La dépression et l'inquiétude fortement jointes avec la thyroïdite auto-immune, expositions étudient

Il y a une tige intense entre la dépression et les troubles d'anxiété et des thyroïdites auto-immune (AIT), un état continuel thyroïde affectant approximativement 10 pour cent de la population. Les scientifiques chez Friedrich-Alexandre-Universität Erlangen-Nürnberg (FAU) ont maintenant prouvé que la demande de règlement spéciale pourrait aider beaucoup de souffrants, particulièrement femmes.

La dépression et l'inquiétude sont parmi les troubles psychiatriques les plus courants en travers du globe. En 2016 plus de 260.000 patients ont été admis à l'hôpital pour la demande de règlement en seule Allemagne, selon des statistiques du bureau fédéral de statistiques.

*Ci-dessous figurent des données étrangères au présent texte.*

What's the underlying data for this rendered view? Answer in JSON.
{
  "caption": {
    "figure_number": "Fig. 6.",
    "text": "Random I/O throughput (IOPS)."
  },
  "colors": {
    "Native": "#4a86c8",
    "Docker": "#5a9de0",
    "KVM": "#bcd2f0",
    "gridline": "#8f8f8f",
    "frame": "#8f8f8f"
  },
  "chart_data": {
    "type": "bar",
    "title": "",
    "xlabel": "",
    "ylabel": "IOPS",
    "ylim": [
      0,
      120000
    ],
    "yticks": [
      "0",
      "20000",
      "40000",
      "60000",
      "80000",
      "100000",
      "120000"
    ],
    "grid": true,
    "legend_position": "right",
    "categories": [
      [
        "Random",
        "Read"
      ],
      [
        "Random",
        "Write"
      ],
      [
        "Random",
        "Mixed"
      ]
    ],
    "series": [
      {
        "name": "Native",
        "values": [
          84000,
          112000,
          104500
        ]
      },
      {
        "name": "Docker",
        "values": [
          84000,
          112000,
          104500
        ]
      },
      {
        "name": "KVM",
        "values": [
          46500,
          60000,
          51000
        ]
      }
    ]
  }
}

En même temps que le prof. M. Johannes Kornhuber, présidence de la psychiatrie et la psychothérapie au FAU, et scientifiques de la clinique psychiatrique à l'université de Bonn, M. Teja Wolfgang Grömer, médecin praticien à Bamberg et conférencier à la présidence de la psychiatrie et la psychothérapie, a maintenant prouvé une tige intense entre la dépression et les troubles d'anxiété et la thyroïdite auto-immune. « Au cours des années, je dois avoir été consulté par plusieurs centaines de gens souffrant de la dépression et inquiétude, » enregistre le psychiatre et l'ancien Max Planck chercheur. « Fin 2015 j'ai remarqué un lien marqué entre l'AIT et les deux autres conditions, particulièrement dans les patients souffrant de les deux. Après s'être rendu compte que plus d'un dans deux personnes diagnostiquées avec l'inquiétude et la dépression - et seulement dans ces cas, de pas autres conditions - positif également vérifié pour des anticorps j'a décidé de vérifier l'édition plus en détail. » Avec l'aide des co-auteurs et d'un stagiaire de la psychologie à l'université de Bamberg, Eva-Maria Siegmann, M. Grömer a élaboré une synthèse systématique de l'état actuel de la recherche et a prévu la force du lien sur la base des statistiques. Pour son metastudy, M. Grömer a combiné 21 études indépendantes basées sur un total de 36.174 participants. 35.168 des participants ont souffert de la dépression et 34.094 de l'inquiétude.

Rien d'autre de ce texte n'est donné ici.